Figure 25. Buck system (in continuous mode)

“Buck” means voltage step down. The buck converter is a step-down converter that performs rectifying by means of a diode; it is a representative system used in non-isolated step-down switching DC/DC converters. In the world of DC/DC converters, the buck converter is often referred to as a diode-rectifying or asynchronous converter. Compared with the forward system discussed previously, because no transformer is used in a buck converter, the primary and secondary sides are not isolated from each other. In applications where isolated is not needed, this system, which does not use a transformer, provides a simple solution. In the buck system, not requiring voltage regulation by a transformer, the output voltage is determined solely by controls performed by a MOSFET. For this reason, feedback from the output is always required (omitted in the figure).

Figure 26

Figure 26

A characteristic of the buck system is first of all a simple configuration. For creating small-power power supplies, the buck system is more advantageous than the flyback system in cost, which accounts for the increased use of buck systems in power supplies for home appliance microcomputer devices. Because power is transmitted not through a transformer, however, the buck system produces more current flowing into a switching element than the flyback system for the same output power. Consequently, the buck system is used mainly in low-power applications rather than in large-output power situations.

Figure 27. Buck system. Waveforms for the various components

Figure 27. Buck system. Waveforms for the various components

The buck system operates virtually in the same way as the forward system. The system features a circuit in which the transformer is removed from the forward system and the D1 is replaced by a MOSFET. When the MOSFET turns on, a current flows to the load through an inductor, and energy is accumulated in the inductor as well. During this operation, the diode remains off. When the MOSFET turns off, the energy stored in the inductor is supplied to the load through diode D2. The MOSFET turns on and off, as in the case of diode D1 in a forward converter.

Figure 28

Figure 28

When used in the switching system for AC/DC conversions, the buck system is limited to applications requiring a non-isolated power supply. Relative to the transformer system, the buck system offers the easiest-to-use switching DC/DC converter.
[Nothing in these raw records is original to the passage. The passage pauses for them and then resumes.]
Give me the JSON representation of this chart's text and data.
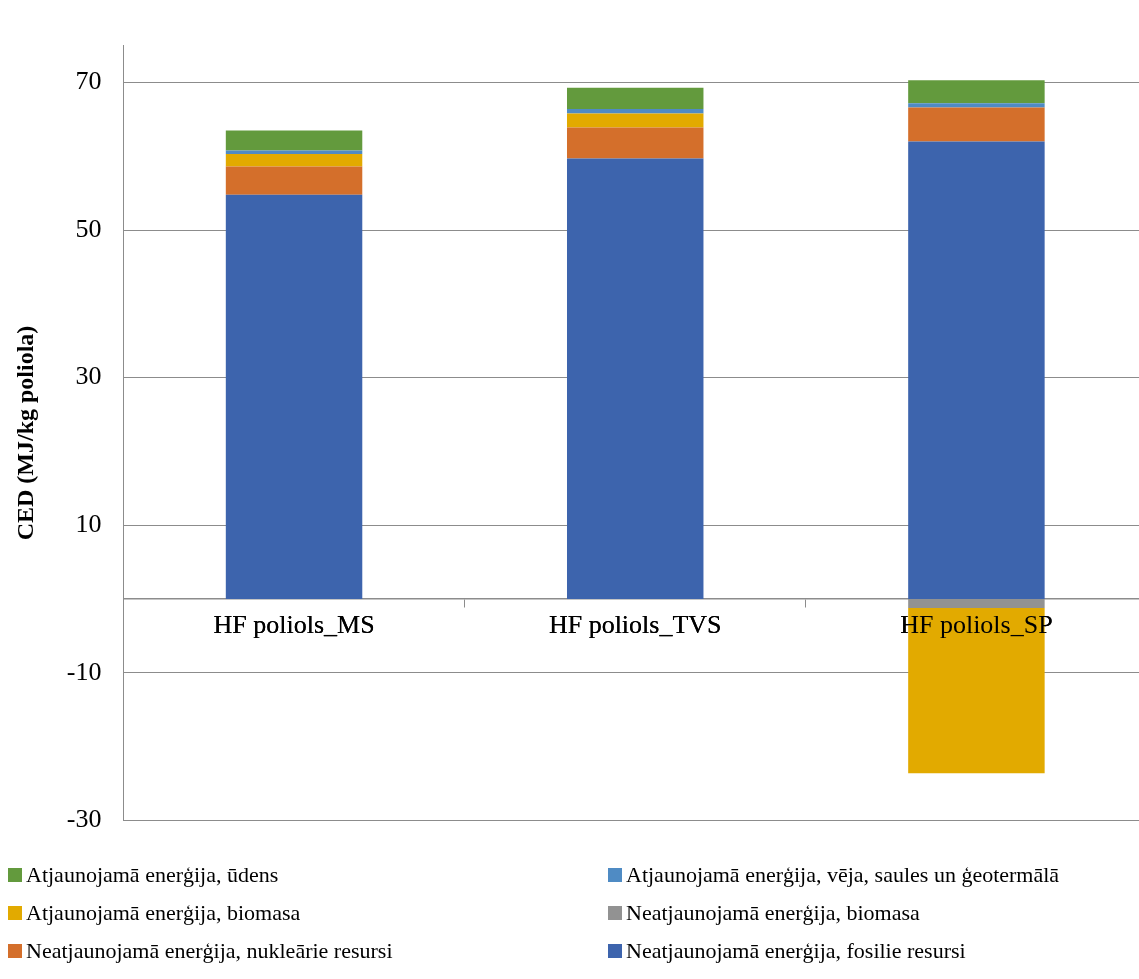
{
  "chart_data": {
    "type": "bar",
    "stacked": true,
    "ylabel": "CED (MJ/kg poliola)",
    "categories": [
      "HF poliols_MS",
      "HF poliols_TVS",
      "HF poliols_SP"
    ],
    "series": [
      {
        "name": "Neatjaunojamā enerģija, fosilie resursi",
        "color": "#3d64ad",
        "values": [
          54.8,
          59.7,
          62.0
        ]
      },
      {
        "name": "Neatjaunojamā enerģija, nukleārie resursi",
        "color": "#d46f2b",
        "values": [
          3.8,
          4.2,
          4.6
        ]
      },
      {
        "name": "Neatjaunojamā enerģija, biomasa",
        "color": "#929292",
        "values": [
          0,
          0,
          -1.2
        ]
      },
      {
        "name": "Atjaunojamā enerģija, biomasa",
        "color": "#e2aa00",
        "values": [
          1.7,
          1.9,
          -22.4
        ]
      },
      {
        "name": "Atjaunojamā enerģija, vēja, saules un ģeotermālā",
        "color": "#4f8bc4",
        "values": [
          0.5,
          0.6,
          0.6
        ]
      },
      {
        "name": "Atjaunojamā enerģija, ūdens",
        "color": "#639a3d",
        "values": [
          2.7,
          2.9,
          3.1
        ]
      }
    ],
    "ylim": [
      -30,
      75
    ],
    "yticks": [
      -30,
      -10,
      10,
      30,
      50,
      70
    ],
    "grid": "y",
    "legend": "bottom"
  }
}
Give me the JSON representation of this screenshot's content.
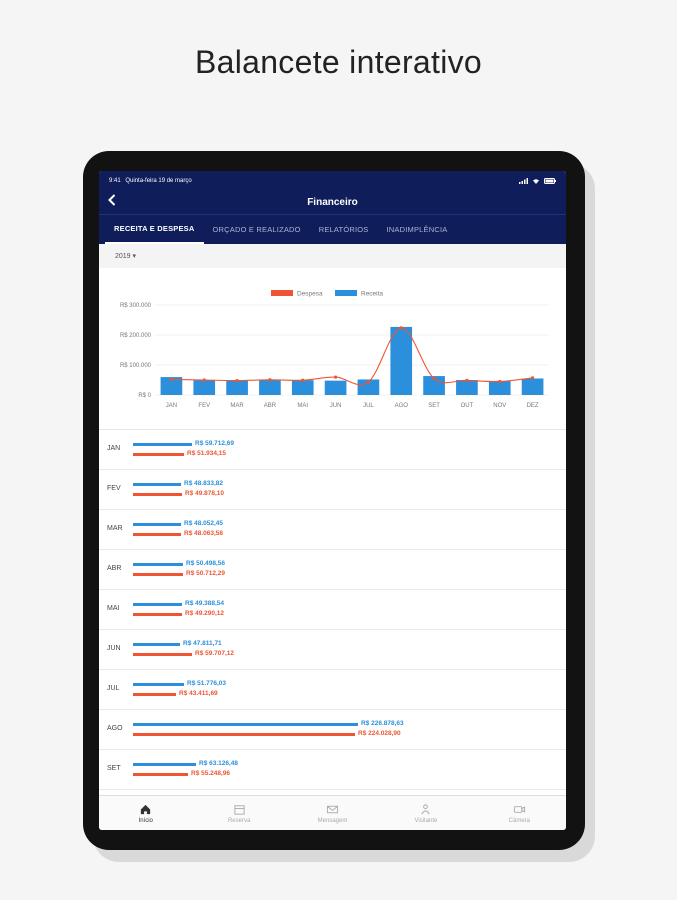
{
  "headline": "Balancete interativo",
  "status": {
    "time": "9:41",
    "date": "Quinta-feira 19 de março"
  },
  "nav": {
    "back_icon": "chevron-left-icon",
    "title": "Financeiro"
  },
  "tabs": [
    "RECEITA E DESPESA",
    "ORÇADO E REALIZADO",
    "RELATÓRIOS",
    "INADIMPLÊNCIA"
  ],
  "filter": {
    "year": "2019 ▾"
  },
  "chart_data": {
    "type": "bar",
    "categories": [
      "JAN",
      "FEV",
      "MAR",
      "ABR",
      "MAI",
      "JUN",
      "JUL",
      "AGO",
      "SET",
      "OUT",
      "NOV",
      "DEZ"
    ],
    "series": [
      {
        "name": "Receita",
        "kind": "bar",
        "color": "#2b8fdb",
        "values": [
          59713,
          48834,
          48052,
          50499,
          49389,
          47812,
          51776,
          226879,
          63126,
          50000,
          47000,
          55000
        ]
      },
      {
        "name": "Despesa",
        "kind": "line",
        "color": "#ee5533",
        "values": [
          51934,
          49879,
          48063,
          50712,
          49290,
          59707,
          43412,
          224029,
          55249,
          49000,
          45000,
          57000
        ]
      }
    ],
    "yticks": [
      "R$ 0",
      "R$ 100.000",
      "R$ 200.000",
      "R$ 300.000"
    ],
    "ylim": [
      0,
      300000
    ],
    "legend": [
      "Despesa",
      "Receita"
    ],
    "legend_position": "top"
  },
  "months": [
    {
      "label": "JAN",
      "rec_text": "R$ 59.712,69",
      "des_text": "R$ 51.934,15"
    },
    {
      "label": "FEV",
      "rec_text": "R$ 48.833,82",
      "des_text": "R$ 49.878,10"
    },
    {
      "label": "MAR",
      "rec_text": "R$ 48.052,45",
      "des_text": "R$ 48.063,58"
    },
    {
      "label": "ABR",
      "rec_text": "R$ 50.498,56",
      "des_text": "R$ 50.712,29"
    },
    {
      "label": "MAI",
      "rec_text": "R$ 49.388,54",
      "des_text": "R$ 49.290,12"
    },
    {
      "label": "JUN",
      "rec_text": "R$ 47.811,71",
      "des_text": "R$ 59.707,12"
    },
    {
      "label": "JUL",
      "rec_text": "R$ 51.776,03",
      "des_text": "R$ 43.411,69"
    },
    {
      "label": "AGO",
      "rec_text": "R$ 226.878,63",
      "des_text": "R$ 224.028,90"
    },
    {
      "label": "SET",
      "rec_text": "R$ 63.126,48",
      "des_text": "R$ 55.248,96"
    }
  ],
  "tabbar": [
    {
      "label": "Início",
      "icon": "home-icon"
    },
    {
      "label": "Reserva",
      "icon": "calendar-icon"
    },
    {
      "label": "Mensagem",
      "icon": "mail-icon"
    },
    {
      "label": "Visitante",
      "icon": "visitor-icon"
    },
    {
      "label": "Câmera",
      "icon": "camera-icon"
    }
  ]
}
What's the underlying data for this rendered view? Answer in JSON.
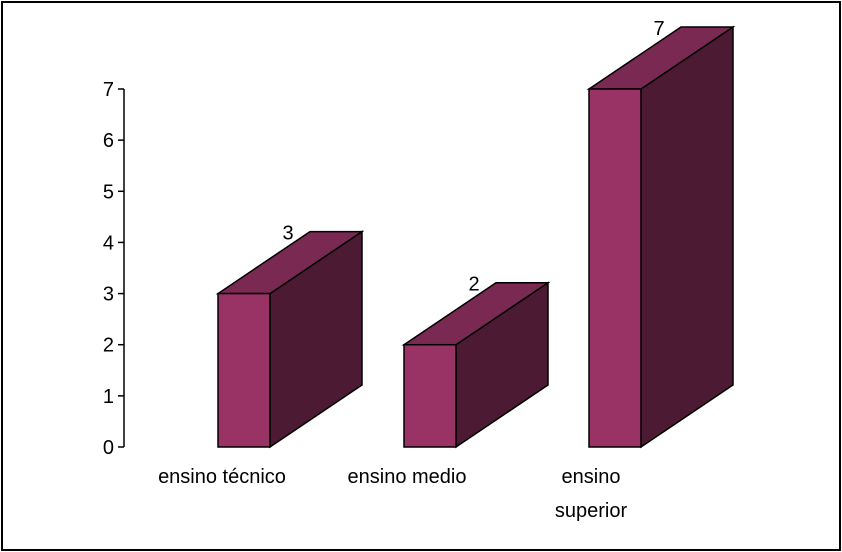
{
  "chart_data": {
    "type": "bar",
    "style": "3d-column",
    "categories": [
      [
        "ensino técnico"
      ],
      [
        "ensino medio"
      ],
      [
        "ensino",
        "superior"
      ]
    ],
    "values": [
      3,
      2,
      7
    ],
    "data_labels": [
      "3",
      "2",
      "7"
    ],
    "ylim": [
      0,
      7
    ],
    "yticks": [
      "0",
      "1",
      "2",
      "3",
      "4",
      "5",
      "6",
      "7"
    ],
    "grid": false,
    "legend": "none",
    "colors": {
      "front": "#993366",
      "side": "#4D1A33",
      "top": "#7A2952",
      "outline": "#000000",
      "border": "#000000"
    }
  }
}
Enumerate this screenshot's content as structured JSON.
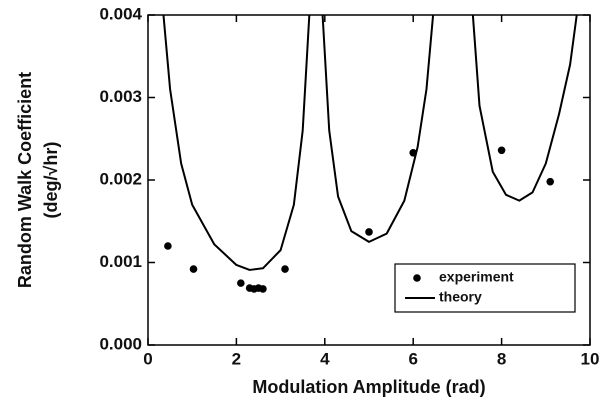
{
  "chart_data": {
    "type": "scatter",
    "xlabel": "Modulation Amplitude  (rad)",
    "ylabel": [
      "Random Walk Coefficient",
      "(deg/√hr)"
    ],
    "xlim": [
      0,
      10
    ],
    "xticks": [
      0,
      2,
      4,
      6,
      8,
      10
    ],
    "ylim": [
      0,
      0.004
    ],
    "yticks": [
      {
        "value": 0,
        "label": "0.000"
      },
      0.001,
      0.002,
      0.003,
      0.004
    ],
    "legend": "lower right",
    "series": [
      {
        "name": "experiment",
        "type": "scatter",
        "color": "#000000",
        "x": [
          0.45,
          1.03,
          2.1,
          2.3,
          2.4,
          2.5,
          2.6,
          3.1,
          5.0,
          6.0,
          8.0,
          9.1
        ],
        "values": [
          0.0012,
          0.00092,
          0.00075,
          0.00069,
          0.00068,
          0.00069,
          0.00068,
          0.00092,
          0.00137,
          0.00233,
          0.00236,
          0.00198
        ]
      },
      {
        "name": "theory",
        "type": "line",
        "color": "#000000",
        "x": [
          0.35,
          0.5,
          0.75,
          1.0,
          1.5,
          2.0,
          2.3,
          2.6,
          3.0,
          3.3,
          3.5,
          3.65,
          3.8,
          3.95,
          4.1,
          4.3,
          4.6,
          5.0,
          5.4,
          5.8,
          6.1,
          6.3,
          6.45,
          6.9,
          7.35,
          7.5,
          7.8,
          8.1,
          8.4,
          8.7,
          9.0,
          9.3,
          9.55,
          9.7
        ],
        "values": [
          0.004,
          0.0031,
          0.0022,
          0.0017,
          0.00122,
          0.00097,
          0.00091,
          0.00093,
          0.00115,
          0.0017,
          0.0026,
          0.004,
          null,
          0.004,
          0.0026,
          0.0018,
          0.00138,
          0.00125,
          0.00135,
          0.00175,
          0.0024,
          0.0031,
          0.004,
          null,
          0.004,
          0.0029,
          0.0021,
          0.00182,
          0.00175,
          0.00185,
          0.0022,
          0.0028,
          0.0034,
          0.004
        ]
      }
    ]
  }
}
Although more costly than the linear regulator due to an increased number of parts required, the buck system permits enhanced efficiency while keeping the advantages of the transformer method intact. In terms of efficiency with respect to the AC input, however, the buck system compares less favorably than the switching system-based AC/DC conversion configuration.

Key Points:

・Except for the lack of a transformer, the buck system parallels the forward type and it represents the basic form of a non-isolated DC/DC converter.